Relying on our statement in Au-Tomotive Gold that the first sale doctrine is "generally focused on the likelihood of confusion among consumers," 603 F.3d at 1136, the SIG also argues that summary judgment can be affirmed because the district court determined that a triable issue exists as to likelihood of confusion. The first sale doctrine "accommodate[s] between [the] strong and potentially conflicting forces" of, on the one hand, protecting good will and preventing confusion, and on the other, "preserv[ing] an area for competition by limiting the producer's power to control the resale of its product." Sebastian , 53 F.3d at 1075. In the context of pure resales, that balance is easily struck because "confusion ordinarily does not exist when a genuine article bearing a true mark is sold." NEC Elecs. v. CAL Circuit Abco , 810 F.2d 1506, 1509 (9th Cir. 1987). But under Prestonettes and Enesco , in the context of incorporated products, how those conflicting purposes are reconciled will depend in some way on how a seller uses the mark of the incorporated product in connection with a new product. While our jurisdiction is not strictly limited to the certified question, see Yamaha Motor Corp., U.S.A. v. Calhoun , 516 U.S. 199, 205, 116 S.Ct. 619, 133 L.Ed.2d 578 (1996), the district court is better positioned to address these questions in the first instance with the benefit of briefing and specific analysis of how FCA uses the SIG's marks.

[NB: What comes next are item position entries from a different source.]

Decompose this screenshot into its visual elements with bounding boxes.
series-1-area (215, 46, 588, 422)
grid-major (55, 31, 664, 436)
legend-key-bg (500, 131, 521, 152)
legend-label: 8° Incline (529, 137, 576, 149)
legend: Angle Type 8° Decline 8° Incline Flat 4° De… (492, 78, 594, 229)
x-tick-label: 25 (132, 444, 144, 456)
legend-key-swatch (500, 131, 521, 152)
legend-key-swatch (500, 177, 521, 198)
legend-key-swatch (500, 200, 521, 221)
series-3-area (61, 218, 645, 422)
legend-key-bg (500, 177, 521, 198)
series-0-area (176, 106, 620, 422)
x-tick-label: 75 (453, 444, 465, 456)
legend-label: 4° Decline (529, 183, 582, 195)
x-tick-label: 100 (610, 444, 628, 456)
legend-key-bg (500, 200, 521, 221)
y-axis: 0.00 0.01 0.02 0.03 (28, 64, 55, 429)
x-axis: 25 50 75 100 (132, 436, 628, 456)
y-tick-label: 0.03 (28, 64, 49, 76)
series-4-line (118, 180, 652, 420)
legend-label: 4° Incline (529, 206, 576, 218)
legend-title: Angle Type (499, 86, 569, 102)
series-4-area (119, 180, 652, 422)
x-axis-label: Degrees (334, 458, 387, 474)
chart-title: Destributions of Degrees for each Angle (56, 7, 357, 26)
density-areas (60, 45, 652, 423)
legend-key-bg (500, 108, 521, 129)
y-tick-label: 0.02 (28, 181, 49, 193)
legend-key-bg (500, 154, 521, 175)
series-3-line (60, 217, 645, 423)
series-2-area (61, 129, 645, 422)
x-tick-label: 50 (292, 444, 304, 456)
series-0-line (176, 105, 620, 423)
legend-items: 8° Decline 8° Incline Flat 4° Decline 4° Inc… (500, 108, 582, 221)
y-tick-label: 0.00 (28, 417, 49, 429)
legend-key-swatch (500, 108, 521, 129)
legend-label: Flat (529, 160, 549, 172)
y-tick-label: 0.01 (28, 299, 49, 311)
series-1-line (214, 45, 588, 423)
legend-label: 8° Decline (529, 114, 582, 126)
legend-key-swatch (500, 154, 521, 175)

For the same reason, we decline to reach the other alternate ground on which the SIG asks us to affirm – the exceptions to the first sale doctrine. Because the district court concluded that the first sale doctrine was categorically inapplicable in the incorporation context, it never addressed the SIG's arguments on the exceptions. The district court may consider these arguments on remand.
Accordingly, we VACATE the district court's grant of summary judgment to the SIG on the first sale issue and we REMAND for further proceedings.